Regras militares para protestos e manifestações políticas

Além de eventuais consequências na Justiça, Watson pode sofrer sanções militares. Integrantes das Forças Armadas dos Estados Unidos seguem normas mais rígidas do que as aplicadas aos demais cidadãos quando o tema é participação em protestos e em atividades políticas.

Pelo Código Uniforme de Justiça Militar, oficiais são proibidos de usar linguagem desrespeitosa contra o presidente, o vice-presidente, secretários militares, membros do Congresso e outras autoridades federais. Somam-se a isso os regulamentos do Departamento da Força Aérea, que determinam que militares não podem participar de atividades políticas quando estiverem usando uniforme.

Em nota divulgada na quinta-feira (3), um porta-voz da Força Aérea afirmou que todos os militares devem cumprir leis, regulamentos e políticas que orientam a conduta e o uso do uniforme. O texto acrescenta que o Departamento da Força Aérea espera que seu efetivo mantenha os mais altos padrões de disciplina e profissionalismo, dentro e fora do serviço, mas não comentou o caso diretamente nem informou em qual unidade o major Watson atuava.

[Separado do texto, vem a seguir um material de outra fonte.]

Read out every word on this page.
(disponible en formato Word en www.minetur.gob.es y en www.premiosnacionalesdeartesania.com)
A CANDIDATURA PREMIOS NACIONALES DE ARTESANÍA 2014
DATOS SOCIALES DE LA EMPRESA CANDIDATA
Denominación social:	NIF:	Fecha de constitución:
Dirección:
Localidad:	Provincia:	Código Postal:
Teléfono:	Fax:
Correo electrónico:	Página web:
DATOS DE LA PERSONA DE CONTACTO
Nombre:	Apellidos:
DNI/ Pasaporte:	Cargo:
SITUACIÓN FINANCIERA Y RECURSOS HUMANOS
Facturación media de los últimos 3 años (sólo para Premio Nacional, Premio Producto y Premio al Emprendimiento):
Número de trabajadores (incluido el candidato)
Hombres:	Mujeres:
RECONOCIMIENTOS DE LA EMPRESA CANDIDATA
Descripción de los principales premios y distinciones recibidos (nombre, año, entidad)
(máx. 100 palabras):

Punições possíveis e impactos de uma expulsão desonrosa

De acordo com o código militar, participar de protesto usando uniforme pode gerar punição administrativa que varia entre prisão, multa com desconto no salário e até expulsão desonrosa. Na penalidade mais severa do serviço militar norte-americano, são perdidos todos os benefícios, como aposentadoria e plano de saúde, além de haver reflexos na vida civil: muitos estados têm prerrogativa constitucional para revogar direitos básicos como votar, possuir armas e ocupar novo cargo público; além disso, torna-se extremamente difícil conseguir emprego, por se tratar de uma marca negativa no currículo.

As restrições sobre participação em atividades políticas com uniforme não valem apenas para a Força Aérea, mas para todos os militares das Forças Armadas dos Estados Unidos.